10. Chicken muamba, Gabon
A bastardized Western version of this delectable Gabonese dish swamps everything in peanut butter. Oh, the insanity. The proper recipe calls for chicken, hot chili, garlic, tomato, pepper, salt, okra and palm butter, an artery-clogging African butter that will force you into a second helping and a promise to start using your gym membership. This chicken dish is cooked with palm paste, okra, garlic, and palm oil hash.
Muamba de galinha is a spicy Angolan chicken dish, flavored with the fruit of a West African palm tree (dendém) and studded with pieces of pumpkin and okra. You can find canned palm soup base in many African markets. But a tasty chicken muamba can be made without it if you can’t.
9. Ice cream, global
This is how Llewellyn Clarke makes coconut ice cream on the island of Nevis. Here’s a hint … you start by climbing up a tree and cutting down a coconut.
You may have just gorged yourself to eruption point, but somehow there’s always room for a tooth-rotting pile of ice cream with nuts, marshmallows and chocolate sauce. Thank God for extra long spoons that allow you get at the real weight-gain stuff all mixed up and melted at the bottom of the glass.
8. Tom yum goong, Thailand
This best food Thai masterpiece teems with shrimp, mushrooms, tomatoes, lemongrass, galangal and kaffir lime leaves. The words “tom yam” are derived from two Thai words. Tom refers to the boiling process, while yam refers to a Thai spicy and sour salad. Usually loaded with coconut milk and cream, the hearty soup unifies a host of favorite Thai tastes: sour, salty, spicy and sweet. Best of all is the price: cheap.
7. Penang assam laksa, Malaysia
Poached, flaked mackerel, tamarind, chili, mint, lemongrass, onion, pineapple … one of Malaysia’s most popular dishes is an addictive spicy-sour fish broth with noodles (especially great when fused with ginger), that’ll have your nose running before the spoon even hits your lips.
6. Hamburger, Germany
When something tastes so good that people spend $20 billion each year in a single restaurant chain devoted to it, you know it has to fit into this list. McDonald’s may not offer the best burgers, but that’s the point — it doesn’t have to. The bread-meat-salad combination is so good that entire countries have ravaged their eco-systems just to produce more cows.
5. Peking duck, China
Obsessed with Peking duck? Duck de Chine offers one of Beijing’s most memorable dining experiences. Video by Black Buddha
The maltose-syrup glaze coating the skin is the secret. Slow roasted in an oven, the crispy, syrup-coated skin is so good that authentic eateries will serve more skin than meat, and bring it with pancakes, onions and hoisin or sweet bean sauce. Other than flying or floating, this is the only way you want your duck.

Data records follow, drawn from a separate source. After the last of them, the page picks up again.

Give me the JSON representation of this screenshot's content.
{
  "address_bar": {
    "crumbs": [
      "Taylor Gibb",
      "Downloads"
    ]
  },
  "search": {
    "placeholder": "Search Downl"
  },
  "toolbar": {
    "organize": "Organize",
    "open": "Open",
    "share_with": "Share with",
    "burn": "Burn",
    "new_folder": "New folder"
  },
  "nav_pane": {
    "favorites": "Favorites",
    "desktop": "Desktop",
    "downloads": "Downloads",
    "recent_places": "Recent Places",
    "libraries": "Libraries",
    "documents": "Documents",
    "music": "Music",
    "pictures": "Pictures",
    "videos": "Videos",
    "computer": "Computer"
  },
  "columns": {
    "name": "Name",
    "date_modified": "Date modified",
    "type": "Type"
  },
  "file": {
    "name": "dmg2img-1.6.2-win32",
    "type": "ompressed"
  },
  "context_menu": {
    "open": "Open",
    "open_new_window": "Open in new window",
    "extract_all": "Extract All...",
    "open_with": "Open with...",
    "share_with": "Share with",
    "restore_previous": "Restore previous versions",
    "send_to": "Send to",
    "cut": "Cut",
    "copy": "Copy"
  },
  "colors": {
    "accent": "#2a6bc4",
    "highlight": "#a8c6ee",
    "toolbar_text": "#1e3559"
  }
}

We meet up with Yumi Chiba to find out how she became one of the most renowned female sushi chefs in Japan.
4. Sushi, Japan
When Japan wants to build something right, it builds it really right. Brand giants such as Toyota, Nintendo, Sony, Nikon and Yamaha may have been created by people fueled by nothing more complicated than raw fish and rice, but it’s how the fish and rice is put together that makes this a global first-date favorite. The Japanese don’t live practically forever for no reason — they want to keep eating this stuff.
3. Chocolate, Mexico
The Mayans drank it, Lasse Hallström made a film about it and the rest of us get over the guilt of eating too much of it by eating more of it. The story of the humble cacao bean is a bona fide out-of-the-jungle, into-civilization tale of culinary wonder. Without this creamy, bitter-sweet confection, Valentine’s Day would be all cards and flowers, Easter would turn back into another dull religious event.
2. Neapolitan pizza, Italy
Spare us the lumpy chain monstrosities and “everything-on-it” wheels of greed. The best pizza was and still is the simple Neapolitan, an invention now protected by its own trade association that insists on sea salt, high-grade wheat flour, the use of only three types of fresh tomatoes, hand-rolled dough and the strict use of a wood-fired oven, among other quality stipulations. With just a few ingredients — dough, tomatoes, olive oil, salt and basil (the marinara pizza does not even contain cheese) — the Neapolitans created a food that few make properly, but everyone enjoys thoroughly.
1. Massaman curry, Thailand
Emphatically the king of curries, and perhaps the king of all foods. Spicy, coconutty, sweet and savory. Even the packet sauce you buy from the supermarket can make the most delinquent of cooks look like a Michelin potential. Thankfully, someone invented rice, with which diners can mop up the last drizzles of curry sauce. “The Land of Smiles” isn’t just a marketing catch-line. It’s a result of being born in a land where the world’s most delicious food is sold on nearly every street corner.